Mariam Sharma Hits the Road by Sheba Karim

Mariam Sharma Hits the Road by Sheba Karim

Author:Sheba Karim
Language: eng
Format: epub
Publisher: HarperCollins
Published: 2018-04-02T00:00:00+00:00


Twenty-Four

UMAR WAS HUNGRY, and we went straight from the Tipple estate to eat some of Nashville’s famous hot chicken. Even at eleven a.m., there was a line out the door. Thankfully, unlike the line at Starbucks, it moved quickly.

Umar kept wiping the sweat from his forehead with the edge of his scarf, which always grossed me out a little because I was pretty sure he hardly ever washed his scarves, unlike his ass. At least he took them off when he ate.

Forty-five minutes later, Umar and Ghaz were in the throes of a culinary orgasm. Every few bites, Umar would make an enthusiastic proclamation. Delish! Roy Rogers has nothing on this. So good.

“This is amazing,” Umar said. “My parents would love this.”

“Screw your principles,” Ghaz told me. “Have a bite.”

I wasn’t disgusted by meat like some of my vegetarian friends, and I used to love it growing up: I still remembered this goat and okra curry my grandmother used to make. But six years of abstaining had made me lose interest. I wondered if it was the same way with sex. I really enjoyed hooking up with Doug, but when Ghaz complained about being hard up and horny, I couldn’t relate. Ghaz said it was because I’d never had amazing sex, but with Doug it had been pretty amazing.

It sounded like Hannah Rae and my father had once had amazing sex.

Sick.

“Earth to Mars,” Ghaz sang out.

They’d consumed their chicken like good desis, relishing every last bit of meat and cartilage, leaving only a carcass of slender bones resting atop a slice of grease-soaked white bread. I’d eaten less than half my fries and pimento macaroni and cheese but was already feeling ill.

“I’m back, I’m back. What were you talking about?” I asked, offering Umar what remained of my food.

“I’m so full I can’t,” he said, before taking a bite.

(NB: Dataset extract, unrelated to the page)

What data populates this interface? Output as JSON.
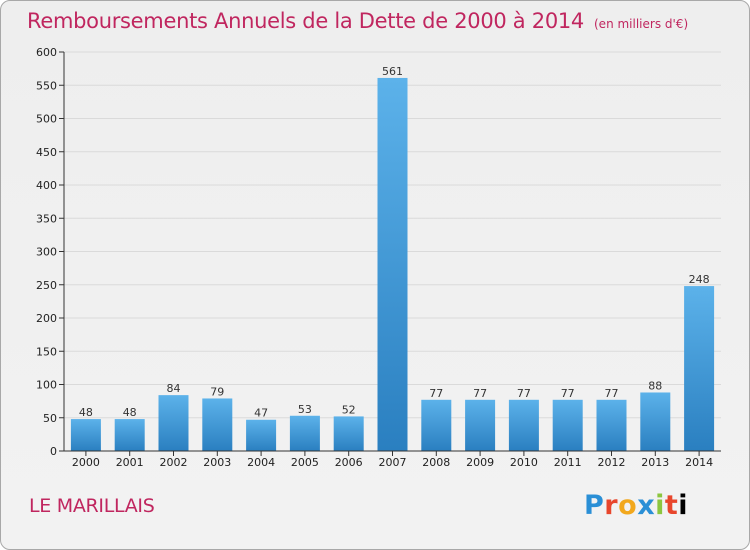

“I was saying we should hit up the honky-tonks tonight,” Ghaz said.

“I hate country,” I said.

“You and half the world’s population,” she countered. “The point of a road trip is to expand your horizons. Have either of you ever been to a honky-tonk before?”

We shook our heads.

“Exactly.”

“You guys go,” I said. “It’s not that I’m anti-new experiences—I know I won’t be up to going out tonight.”

“Yeah,” Umar chimed in. “Let’s get a couple of pints and watch a Lifetime movie.”

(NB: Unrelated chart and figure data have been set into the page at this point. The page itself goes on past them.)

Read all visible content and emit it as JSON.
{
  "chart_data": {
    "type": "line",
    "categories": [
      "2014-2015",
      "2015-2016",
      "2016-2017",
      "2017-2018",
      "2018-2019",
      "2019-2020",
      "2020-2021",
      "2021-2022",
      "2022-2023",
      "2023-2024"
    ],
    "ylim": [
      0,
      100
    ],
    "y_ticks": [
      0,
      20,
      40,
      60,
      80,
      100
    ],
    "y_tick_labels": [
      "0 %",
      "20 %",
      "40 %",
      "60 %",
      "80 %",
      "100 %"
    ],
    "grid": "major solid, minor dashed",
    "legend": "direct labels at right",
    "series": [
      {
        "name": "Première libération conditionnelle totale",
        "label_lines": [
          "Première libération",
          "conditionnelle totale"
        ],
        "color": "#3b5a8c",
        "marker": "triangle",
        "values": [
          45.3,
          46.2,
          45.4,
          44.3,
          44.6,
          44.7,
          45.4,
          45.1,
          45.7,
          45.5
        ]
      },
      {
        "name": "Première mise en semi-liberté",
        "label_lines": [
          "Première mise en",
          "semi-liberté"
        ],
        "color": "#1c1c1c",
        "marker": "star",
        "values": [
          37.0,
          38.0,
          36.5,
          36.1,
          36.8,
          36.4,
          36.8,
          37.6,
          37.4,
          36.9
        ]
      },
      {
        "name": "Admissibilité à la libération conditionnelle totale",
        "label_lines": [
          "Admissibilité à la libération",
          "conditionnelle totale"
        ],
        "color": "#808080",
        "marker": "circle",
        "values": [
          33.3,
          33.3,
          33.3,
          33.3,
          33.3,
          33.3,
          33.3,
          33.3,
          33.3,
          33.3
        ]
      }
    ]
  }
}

Ghaz regarded me with the intensity of a mind reader. “Hmmmm. You’re obviously upset about your father; even though you knew he was a wastoid, it was another thing to witness his full wastoid-ness in the flesh. You were concerned that you might have inherited some of his less desirable traits, but I think we can safely say you’re nothing like him.”

“Nothing at all!” Umar piped up.

“You feel sad for yourself, sad for Hannah Rae Tipple, sad for your father. You feel sad for the polar bears and the polar ice caps.”

“They are melting at an alarming rate,” I said.

Umar snickered.

“What did I miss?” she pressed.

That was Ghaz—she’d keep prying and poking until satisfied that I’d laid my heart bare.